Va sottolineato che il Decreto legislativo 626 del ‘94 – la cui impostazione eccessivamente concertativa rischia di fatto di soffocare lo strumento della contrattazione attiva nei luoghi di lavoro – è tarato su imprese di medie dimensioni, con un unico datore di lavoro chiaramente individuabile e con dipendenti impiegati con contratti di lavoro stabili. A causa della scomposizione dei processi produttivi determinata da appalti ed esternalizzazioni e dalla precarietà dei rapporti di lavoro, si è via via determinata una mancanza di coordinamento dei processi produttivi, dalla quale consegue una complessità di relazioni (o l’impossibilità di stabilire relazioni dirette, come nel caso del lavoro somministrato) della quale il quadro legislativo attuale non è in grado di tenere conto.

Per esempio per quanto riguarda il coinvolgimento diretto del committente nell’obbligo di prevenzione, esistono strumenti potenzialmente utili come il Decreto legislativo 494/1996 relativo al settore delle costruzioni, che prevede il coordinamento della sicurezza in fase di progettazione e di esecuzione e un piano di sicurezza generale cui le singole imprese devono fare riferimento. Ma questa stessa disposizione contiene strumenti utili a smussare l’efficacia della norma, dando al committente la possibilità di nominare come responsabile dei lavori un rappresentante della ditta appaltatrice stessa, dando così alla committente la possibilità di sottrarsi alle proprie responsabilità.
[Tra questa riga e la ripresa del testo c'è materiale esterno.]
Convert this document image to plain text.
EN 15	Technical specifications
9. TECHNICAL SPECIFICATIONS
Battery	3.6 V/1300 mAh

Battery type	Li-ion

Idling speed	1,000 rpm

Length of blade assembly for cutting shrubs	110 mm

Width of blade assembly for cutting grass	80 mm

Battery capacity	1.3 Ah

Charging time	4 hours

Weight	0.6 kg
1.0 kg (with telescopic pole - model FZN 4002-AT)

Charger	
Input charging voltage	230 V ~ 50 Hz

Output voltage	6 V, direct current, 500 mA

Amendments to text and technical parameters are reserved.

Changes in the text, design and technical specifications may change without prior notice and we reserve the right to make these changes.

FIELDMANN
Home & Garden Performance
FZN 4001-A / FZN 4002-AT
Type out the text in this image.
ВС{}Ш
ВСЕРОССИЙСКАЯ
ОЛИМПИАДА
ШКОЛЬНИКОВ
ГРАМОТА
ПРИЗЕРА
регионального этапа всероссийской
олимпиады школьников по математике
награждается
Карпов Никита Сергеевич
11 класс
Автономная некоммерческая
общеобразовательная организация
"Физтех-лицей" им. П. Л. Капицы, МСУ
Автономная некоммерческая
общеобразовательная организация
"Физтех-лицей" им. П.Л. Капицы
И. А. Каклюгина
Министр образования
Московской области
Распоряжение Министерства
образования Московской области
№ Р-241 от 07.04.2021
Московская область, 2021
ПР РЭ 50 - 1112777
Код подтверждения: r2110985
Esistono tuttavia strumenti preziosi di intervento per il sindacato, che non sempre sono conosciuti o applicati: in base alla normativa del 2001 ad esempio, l’uso di contratti a termine è consentito solo a quelle aziende che abbiano fatto la valutazione dei rischi. Strumenti come questo vanno individuati, portati a conoscenza delle strutture sindacali in modo capillare e valorizzati, così come va promossa la contrattazione di sito in materia di sicurezza e un confronto attivo dei soggetti operanti sul territorio.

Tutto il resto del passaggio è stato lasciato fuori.